I’m up in the wee hours. Managed about four hours sleep in the bed, better than the night before. I did snooze in the chair in the living room for about an hour or so yesterday morning. I am so very tired. I’m going to have to learn how to sleep again. I had started doing pretty good on the sleep front until Kali Cat got sick.

I cried again most of the day yesterday. Every time I went indoors, it hit me how empty the house is without Kali Cat. I kept looking for her in her favorite spots, listening for her to tell me it was meal time, and having our conversations.

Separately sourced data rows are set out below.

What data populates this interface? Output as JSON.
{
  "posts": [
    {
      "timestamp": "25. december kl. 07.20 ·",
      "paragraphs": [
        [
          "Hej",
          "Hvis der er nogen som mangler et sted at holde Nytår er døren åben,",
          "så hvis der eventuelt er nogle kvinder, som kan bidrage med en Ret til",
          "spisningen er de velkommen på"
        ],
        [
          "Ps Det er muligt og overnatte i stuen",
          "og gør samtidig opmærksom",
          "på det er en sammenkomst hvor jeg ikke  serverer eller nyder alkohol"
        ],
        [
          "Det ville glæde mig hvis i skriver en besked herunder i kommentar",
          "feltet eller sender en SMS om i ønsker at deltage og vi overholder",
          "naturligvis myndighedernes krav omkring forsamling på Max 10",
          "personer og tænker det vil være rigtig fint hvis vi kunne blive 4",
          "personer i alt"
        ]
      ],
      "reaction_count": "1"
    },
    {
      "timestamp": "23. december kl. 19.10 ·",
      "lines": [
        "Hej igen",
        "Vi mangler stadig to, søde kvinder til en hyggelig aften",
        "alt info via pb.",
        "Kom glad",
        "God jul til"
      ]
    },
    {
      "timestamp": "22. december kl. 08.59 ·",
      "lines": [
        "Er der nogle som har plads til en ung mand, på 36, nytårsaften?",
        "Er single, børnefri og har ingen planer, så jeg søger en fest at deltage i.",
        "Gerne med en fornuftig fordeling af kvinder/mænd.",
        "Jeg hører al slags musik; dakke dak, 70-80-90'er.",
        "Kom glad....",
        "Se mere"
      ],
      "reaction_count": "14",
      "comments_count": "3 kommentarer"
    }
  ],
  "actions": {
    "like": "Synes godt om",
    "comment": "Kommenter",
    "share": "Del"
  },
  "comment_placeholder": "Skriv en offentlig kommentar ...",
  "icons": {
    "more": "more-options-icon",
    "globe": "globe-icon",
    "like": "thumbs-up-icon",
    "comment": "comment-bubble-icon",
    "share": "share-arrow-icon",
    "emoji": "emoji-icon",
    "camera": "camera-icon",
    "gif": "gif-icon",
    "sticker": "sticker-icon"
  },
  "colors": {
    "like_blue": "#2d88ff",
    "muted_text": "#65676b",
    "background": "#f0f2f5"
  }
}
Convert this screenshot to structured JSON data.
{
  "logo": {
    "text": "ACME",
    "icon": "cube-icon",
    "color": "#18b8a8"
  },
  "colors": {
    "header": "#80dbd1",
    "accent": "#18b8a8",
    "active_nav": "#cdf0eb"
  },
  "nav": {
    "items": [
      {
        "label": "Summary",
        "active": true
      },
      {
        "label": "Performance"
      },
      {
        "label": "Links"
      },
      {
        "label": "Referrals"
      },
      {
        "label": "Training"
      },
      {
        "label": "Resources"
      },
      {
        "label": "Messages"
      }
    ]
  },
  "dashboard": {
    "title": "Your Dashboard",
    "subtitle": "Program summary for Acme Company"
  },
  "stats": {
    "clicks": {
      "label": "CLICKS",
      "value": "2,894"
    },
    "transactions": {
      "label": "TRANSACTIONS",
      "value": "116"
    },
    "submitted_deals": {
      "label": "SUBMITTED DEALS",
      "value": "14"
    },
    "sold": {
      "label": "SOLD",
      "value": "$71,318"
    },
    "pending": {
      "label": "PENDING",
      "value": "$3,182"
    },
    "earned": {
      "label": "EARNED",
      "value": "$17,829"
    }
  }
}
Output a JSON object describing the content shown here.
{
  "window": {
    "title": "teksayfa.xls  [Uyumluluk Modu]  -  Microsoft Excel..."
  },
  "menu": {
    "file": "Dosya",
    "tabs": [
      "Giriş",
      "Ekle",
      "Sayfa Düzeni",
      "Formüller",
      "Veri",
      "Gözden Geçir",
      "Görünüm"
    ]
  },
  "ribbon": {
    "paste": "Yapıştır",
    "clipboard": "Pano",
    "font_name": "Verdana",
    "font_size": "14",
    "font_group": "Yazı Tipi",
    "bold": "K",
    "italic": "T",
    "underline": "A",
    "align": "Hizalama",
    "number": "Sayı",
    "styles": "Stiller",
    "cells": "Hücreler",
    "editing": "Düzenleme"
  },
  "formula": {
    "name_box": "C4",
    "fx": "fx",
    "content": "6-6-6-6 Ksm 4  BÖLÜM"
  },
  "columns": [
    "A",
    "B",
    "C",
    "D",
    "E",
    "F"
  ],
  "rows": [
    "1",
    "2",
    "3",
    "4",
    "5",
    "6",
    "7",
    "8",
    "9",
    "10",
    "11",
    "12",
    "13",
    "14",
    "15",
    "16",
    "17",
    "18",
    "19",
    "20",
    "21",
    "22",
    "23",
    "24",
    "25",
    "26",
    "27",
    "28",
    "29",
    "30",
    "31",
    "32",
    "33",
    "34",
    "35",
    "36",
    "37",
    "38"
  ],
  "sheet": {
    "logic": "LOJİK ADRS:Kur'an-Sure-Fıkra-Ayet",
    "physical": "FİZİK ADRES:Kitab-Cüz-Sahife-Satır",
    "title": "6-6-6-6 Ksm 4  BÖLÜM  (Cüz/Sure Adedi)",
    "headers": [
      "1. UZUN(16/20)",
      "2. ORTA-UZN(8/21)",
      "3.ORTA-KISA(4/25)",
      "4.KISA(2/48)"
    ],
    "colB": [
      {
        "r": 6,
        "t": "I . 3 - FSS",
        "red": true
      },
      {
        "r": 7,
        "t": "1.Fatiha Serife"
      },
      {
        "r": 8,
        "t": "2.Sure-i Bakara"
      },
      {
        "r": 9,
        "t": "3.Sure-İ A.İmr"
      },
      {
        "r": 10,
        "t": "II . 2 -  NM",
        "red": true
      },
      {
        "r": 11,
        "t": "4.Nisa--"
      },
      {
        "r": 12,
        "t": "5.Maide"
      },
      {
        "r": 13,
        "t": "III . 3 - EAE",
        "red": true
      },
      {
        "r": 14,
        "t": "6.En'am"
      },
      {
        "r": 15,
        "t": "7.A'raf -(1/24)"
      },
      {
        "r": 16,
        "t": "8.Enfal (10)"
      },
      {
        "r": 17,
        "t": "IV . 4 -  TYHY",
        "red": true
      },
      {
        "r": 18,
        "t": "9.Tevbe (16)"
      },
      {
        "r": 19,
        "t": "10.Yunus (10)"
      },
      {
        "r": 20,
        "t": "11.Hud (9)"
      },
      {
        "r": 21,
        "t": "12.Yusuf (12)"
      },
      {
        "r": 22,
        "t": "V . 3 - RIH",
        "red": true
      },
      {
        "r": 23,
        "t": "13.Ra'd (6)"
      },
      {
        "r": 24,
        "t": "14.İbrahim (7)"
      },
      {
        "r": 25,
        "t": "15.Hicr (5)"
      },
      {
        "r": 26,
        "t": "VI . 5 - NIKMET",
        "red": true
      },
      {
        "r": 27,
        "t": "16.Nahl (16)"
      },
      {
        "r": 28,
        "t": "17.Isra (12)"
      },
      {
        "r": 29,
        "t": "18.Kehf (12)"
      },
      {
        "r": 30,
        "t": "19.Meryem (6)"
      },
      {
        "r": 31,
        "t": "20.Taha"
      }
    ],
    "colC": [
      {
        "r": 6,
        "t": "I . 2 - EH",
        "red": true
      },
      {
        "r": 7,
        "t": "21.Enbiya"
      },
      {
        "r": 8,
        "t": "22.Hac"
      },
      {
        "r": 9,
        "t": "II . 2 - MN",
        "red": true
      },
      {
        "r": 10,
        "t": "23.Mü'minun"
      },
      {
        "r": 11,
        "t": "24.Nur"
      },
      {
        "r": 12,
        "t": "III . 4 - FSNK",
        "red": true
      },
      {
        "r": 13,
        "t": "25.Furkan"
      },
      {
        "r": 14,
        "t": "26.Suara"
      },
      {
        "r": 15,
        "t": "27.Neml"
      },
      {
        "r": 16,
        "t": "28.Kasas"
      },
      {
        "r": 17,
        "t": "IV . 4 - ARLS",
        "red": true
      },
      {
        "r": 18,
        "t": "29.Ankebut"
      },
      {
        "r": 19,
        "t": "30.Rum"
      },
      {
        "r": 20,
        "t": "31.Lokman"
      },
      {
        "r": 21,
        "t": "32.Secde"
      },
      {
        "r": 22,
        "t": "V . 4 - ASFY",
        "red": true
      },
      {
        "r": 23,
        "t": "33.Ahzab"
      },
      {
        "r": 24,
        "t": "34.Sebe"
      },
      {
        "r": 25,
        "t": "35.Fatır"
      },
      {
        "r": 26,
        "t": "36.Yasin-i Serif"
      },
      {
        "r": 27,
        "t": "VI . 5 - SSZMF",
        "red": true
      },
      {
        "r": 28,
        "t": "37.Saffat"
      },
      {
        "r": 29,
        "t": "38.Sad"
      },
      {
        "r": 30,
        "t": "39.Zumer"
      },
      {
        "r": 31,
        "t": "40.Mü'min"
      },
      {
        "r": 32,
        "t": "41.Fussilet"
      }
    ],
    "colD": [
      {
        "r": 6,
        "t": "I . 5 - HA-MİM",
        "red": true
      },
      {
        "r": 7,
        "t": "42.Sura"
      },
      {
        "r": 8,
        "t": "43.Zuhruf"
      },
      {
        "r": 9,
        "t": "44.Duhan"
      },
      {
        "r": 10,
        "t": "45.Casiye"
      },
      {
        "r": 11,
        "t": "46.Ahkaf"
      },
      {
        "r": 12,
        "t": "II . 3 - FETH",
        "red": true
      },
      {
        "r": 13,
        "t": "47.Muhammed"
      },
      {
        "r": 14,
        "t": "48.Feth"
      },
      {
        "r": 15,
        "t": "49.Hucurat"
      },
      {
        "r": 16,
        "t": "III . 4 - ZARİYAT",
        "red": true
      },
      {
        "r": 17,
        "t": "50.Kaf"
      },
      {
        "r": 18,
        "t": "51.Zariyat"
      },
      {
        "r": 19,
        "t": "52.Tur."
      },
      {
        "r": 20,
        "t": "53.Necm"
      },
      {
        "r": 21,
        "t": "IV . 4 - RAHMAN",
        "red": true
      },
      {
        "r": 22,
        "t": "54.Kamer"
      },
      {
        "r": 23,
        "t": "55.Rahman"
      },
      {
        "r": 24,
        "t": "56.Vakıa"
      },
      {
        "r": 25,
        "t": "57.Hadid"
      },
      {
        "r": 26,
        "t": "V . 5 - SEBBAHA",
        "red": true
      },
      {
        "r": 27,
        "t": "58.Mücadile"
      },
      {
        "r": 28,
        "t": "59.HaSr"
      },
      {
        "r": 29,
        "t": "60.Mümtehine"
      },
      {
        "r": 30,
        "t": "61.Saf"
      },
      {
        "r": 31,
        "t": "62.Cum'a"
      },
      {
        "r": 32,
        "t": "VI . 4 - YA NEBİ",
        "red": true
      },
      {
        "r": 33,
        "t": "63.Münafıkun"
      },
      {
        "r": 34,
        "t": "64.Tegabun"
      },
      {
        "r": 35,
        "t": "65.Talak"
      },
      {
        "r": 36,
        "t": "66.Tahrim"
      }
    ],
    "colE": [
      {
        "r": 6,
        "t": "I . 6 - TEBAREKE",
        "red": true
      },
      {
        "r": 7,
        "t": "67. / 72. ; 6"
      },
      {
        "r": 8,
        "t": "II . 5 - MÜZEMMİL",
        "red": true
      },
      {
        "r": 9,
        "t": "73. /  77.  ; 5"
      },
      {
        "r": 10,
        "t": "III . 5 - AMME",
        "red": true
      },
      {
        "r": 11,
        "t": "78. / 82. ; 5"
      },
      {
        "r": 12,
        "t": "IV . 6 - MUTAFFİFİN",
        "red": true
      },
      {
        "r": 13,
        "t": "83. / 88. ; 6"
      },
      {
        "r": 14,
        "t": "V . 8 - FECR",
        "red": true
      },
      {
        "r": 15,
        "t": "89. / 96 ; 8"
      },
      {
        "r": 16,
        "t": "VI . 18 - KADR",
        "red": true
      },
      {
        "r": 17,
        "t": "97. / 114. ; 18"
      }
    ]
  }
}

It seems to be sinking in that she is gone. I don’t know if I am cried out, or if I am starting to adapt. Time to start thinking about what I am going to do for the next couple of months. I haven’t managed do to any creative work, or make anything in the workshop. It still needs to be organized and made useable. If I re-load Ody, I will have more space and less to organize in the shed. I am seriously considering transferring the registration to AZ and hitting the road for a few weeks. She is insured, cleaned up and pretty much ready to go. Might as well use her while I still have a few dollars left. On the plus side, I won’t have to load anything other than the absolute necessities and will be much easier to clean out when she goes to a new home. And I have a place to come back to.

Why is it when I start to appreciate what I have and start enjoying it, something happens to turn it all to crap? Jake and I were starting to make plans, wanted to spend more time together, then he got sick. Now I have a new place in a town that I am comfortable in, was happy with what I have, and I loose Kali Cat. The last living and breathing constant in my life. I just don’t get it.

I am going to try and get myself out to walk this morning and I really should go to the post office. Other than that, I am not making any plans or setting any goals. I read a book yesterday in between bouts of crying. At least while I am reading I am not crying or thinking about myself and my sorrows. I will play it by ear. Maybe get a little more sleep if I can. I am so tired.